Anxious Avoider: Money is a topic that’s better left unspoken. Anxious Avoiders find it difficult thinking about how much money they have and tend to leave money affairs to others. While money talk is often difficult, they would like to be better informed.

These types often come from backgrounds where money was a taboo topic, or where it was discussed in private. Discussing their income, spending habits, or investments feels unacceptable. This lack of transparency could lead to conflict or cause them to miss out on opportunities to grow their money.

Affection Seeker: Money is love: it’s a way to express emotions and affection. Some who fall into this group may excessively spoil their children or spend lavishly in social situations – in some sense they are using  money to ‘buy’ love.

Affection seekers have often seen their parents behave like this. We know from the psychology of presents that it is the “thought behind” the gift – rather than the cost of the present – that makes it special.

Carefree Spender: Money provides freedom. Carefree spenders are often seen as generous and fun to be with – they live for today. Most don’t monitor how much they are spending on a regular basis. Although, they would be happy to learn how to manage their money better.

Many of these types grew up in a house where budgeting wasn’t discussed. You might’ve heard of them “splashing the cash”, suggesting there’s a direct relationship between money spent and a good time. Money is often “here today and gone tomorrow”

Hotshot Achiever: Money represents power. It can buy goods, services, respect, and loyalty. It’s seen as a source of achievement. People in this group believe that you can buy the things you want. If they don’t have much disposable income, these individuals can feel demoralised and helpless.

Hotshot achievers may have come from very successful family backgrounds where money was seen as a major source of achievement in and of itself.

Stockpile Investor: Money has the power to grow. Usually financially literate and interested in financial affairs. They are financial hobbyists who like paying attention to the markets and investing. They’re likely to discuss their investments and financial goals with loved ones, and value the company of people who share their interests.

Stockpile investors often come from families where money was openly discussed and debated. This may have started from a young age where some were encouraged to explore playful ways and games which involve trading or investing.

Re-wiring, changing and growing

Many people want to make better financial decisions – resulting in a need to evolve their habits.
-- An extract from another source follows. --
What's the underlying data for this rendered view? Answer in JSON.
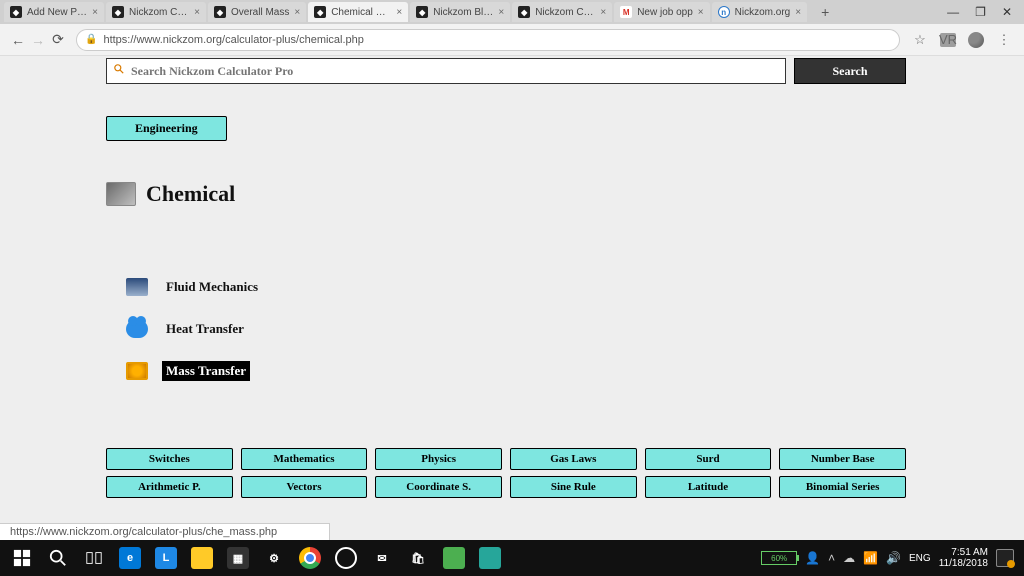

There are a number of ways to do this but it all starts with understanding your type and looking at your fundamental beliefs to see what might be holding you back. If you’re a safety seeker, are you saving so much that you aren’t enjoying today? Or, perhaps you’re a carefree spender and spending so much today that you’re risking tomorrow?
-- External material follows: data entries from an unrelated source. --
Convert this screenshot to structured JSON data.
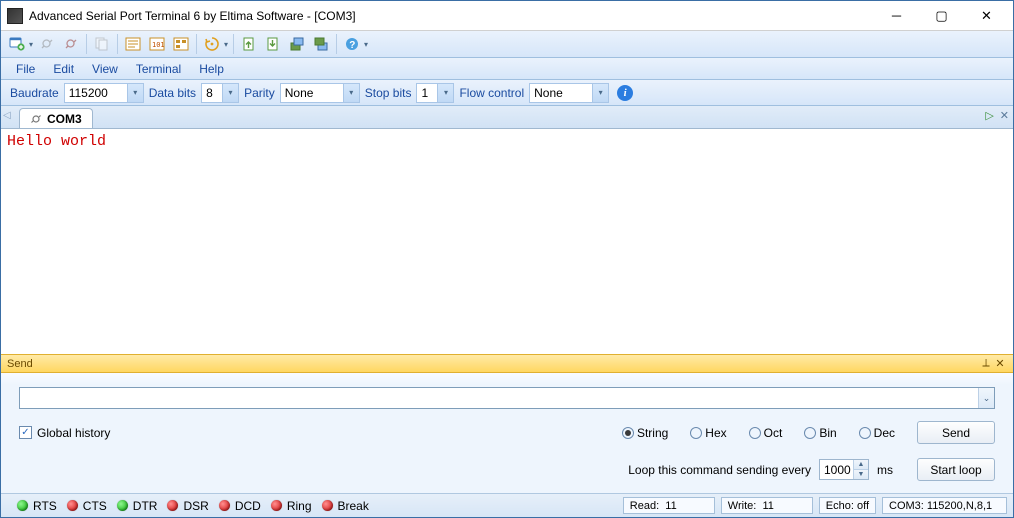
{
  "window": {
    "title": "Advanced Serial Port Terminal 6 by Eltima Software - [COM3]"
  },
  "menu": {
    "file": "File",
    "edit": "Edit",
    "view": "View",
    "terminal": "Terminal",
    "help": "Help"
  },
  "config": {
    "baudrate_label": "Baudrate",
    "baudrate": "115200",
    "databits_label": "Data bits",
    "databits": "8",
    "parity_label": "Parity",
    "parity": "None",
    "stopbits_label": "Stop bits",
    "stopbits": "1",
    "flow_label": "Flow control",
    "flow": "None"
  },
  "tab": {
    "name": "COM3"
  },
  "terminal": {
    "content": "Hello world"
  },
  "send": {
    "header": "Send",
    "global_history": "Global history",
    "modes": {
      "string": "String",
      "hex": "Hex",
      "oct": "Oct",
      "bin": "Bin",
      "dec": "Dec"
    },
    "active_mode": "string",
    "send_btn": "Send",
    "loop_label": "Loop this command sending every",
    "loop_value": "1000",
    "loop_unit": "ms",
    "loop_btn": "Start loop"
  },
  "status": {
    "signals": [
      {
        "name": "RTS",
        "on": true
      },
      {
        "name": "CTS",
        "on": false
      },
      {
        "name": "DTR",
        "on": true
      },
      {
        "name": "DSR",
        "on": false
      },
      {
        "name": "DCD",
        "on": false
      },
      {
        "name": "Ring",
        "on": false
      },
      {
        "name": "Break",
        "on": false
      }
    ],
    "read_label": "Read:",
    "read": "11",
    "write_label": "Write:",
    "write": "11",
    "echo": "Echo: off",
    "port": "COM3: 115200,N,8,1"
  }
}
The next step is to make some small but relevant changes to your behaviour and see what impact that has. It’s a bit like adopting a healthier lifestyle – you start by assessing your current situation and what you should do more and less of.
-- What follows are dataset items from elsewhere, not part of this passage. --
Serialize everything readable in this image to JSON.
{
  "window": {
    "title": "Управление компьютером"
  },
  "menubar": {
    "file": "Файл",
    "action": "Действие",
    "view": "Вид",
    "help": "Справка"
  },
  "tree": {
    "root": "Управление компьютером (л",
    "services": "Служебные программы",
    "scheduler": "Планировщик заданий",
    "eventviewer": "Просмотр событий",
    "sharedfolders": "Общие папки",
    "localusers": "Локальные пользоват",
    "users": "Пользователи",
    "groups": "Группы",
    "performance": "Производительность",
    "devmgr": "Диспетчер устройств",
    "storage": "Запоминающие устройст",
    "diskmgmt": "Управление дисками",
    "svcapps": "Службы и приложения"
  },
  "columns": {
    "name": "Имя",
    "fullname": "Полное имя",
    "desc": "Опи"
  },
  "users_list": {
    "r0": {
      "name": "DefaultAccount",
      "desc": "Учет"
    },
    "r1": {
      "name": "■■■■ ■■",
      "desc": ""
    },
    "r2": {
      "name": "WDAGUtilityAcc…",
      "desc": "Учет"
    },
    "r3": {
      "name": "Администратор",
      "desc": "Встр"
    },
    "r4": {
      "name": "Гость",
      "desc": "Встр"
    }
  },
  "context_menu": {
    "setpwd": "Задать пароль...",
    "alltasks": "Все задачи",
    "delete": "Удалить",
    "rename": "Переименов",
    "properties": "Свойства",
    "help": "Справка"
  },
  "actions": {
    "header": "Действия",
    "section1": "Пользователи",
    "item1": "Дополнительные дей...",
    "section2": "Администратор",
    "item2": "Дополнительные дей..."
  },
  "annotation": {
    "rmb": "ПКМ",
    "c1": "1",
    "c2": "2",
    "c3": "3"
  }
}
Here’s some helpful starting points:

  1. Monitor the “in and out”: Keep a money diary for two weeks. Seeing where your money actually goes can be a lightbulb moment.
  2. Set targets: Instead of saying “I’m going to be a master investor,” try “I’m going to invest small amounts at the end of each month.”
  3. Check in regularly: Change won’t happen overnight. Check in on your targets every month and you’ll be surprised how quickly positive habits start to form.

Rewiring your relationship with money isn’t about being perfect; it’s about being mindful. When you understand the “why” behind your spending and saving, you unlock the power to build the future you want.

Capital at risk. All investing should be long term. The value of your investments can go up and down, and you may get back less than you invest. 

We do not offer personal financial advice or make specific recommendations based on your individual circumstances. If needed, seek independent financial advice before making decisions regarding your financial goals.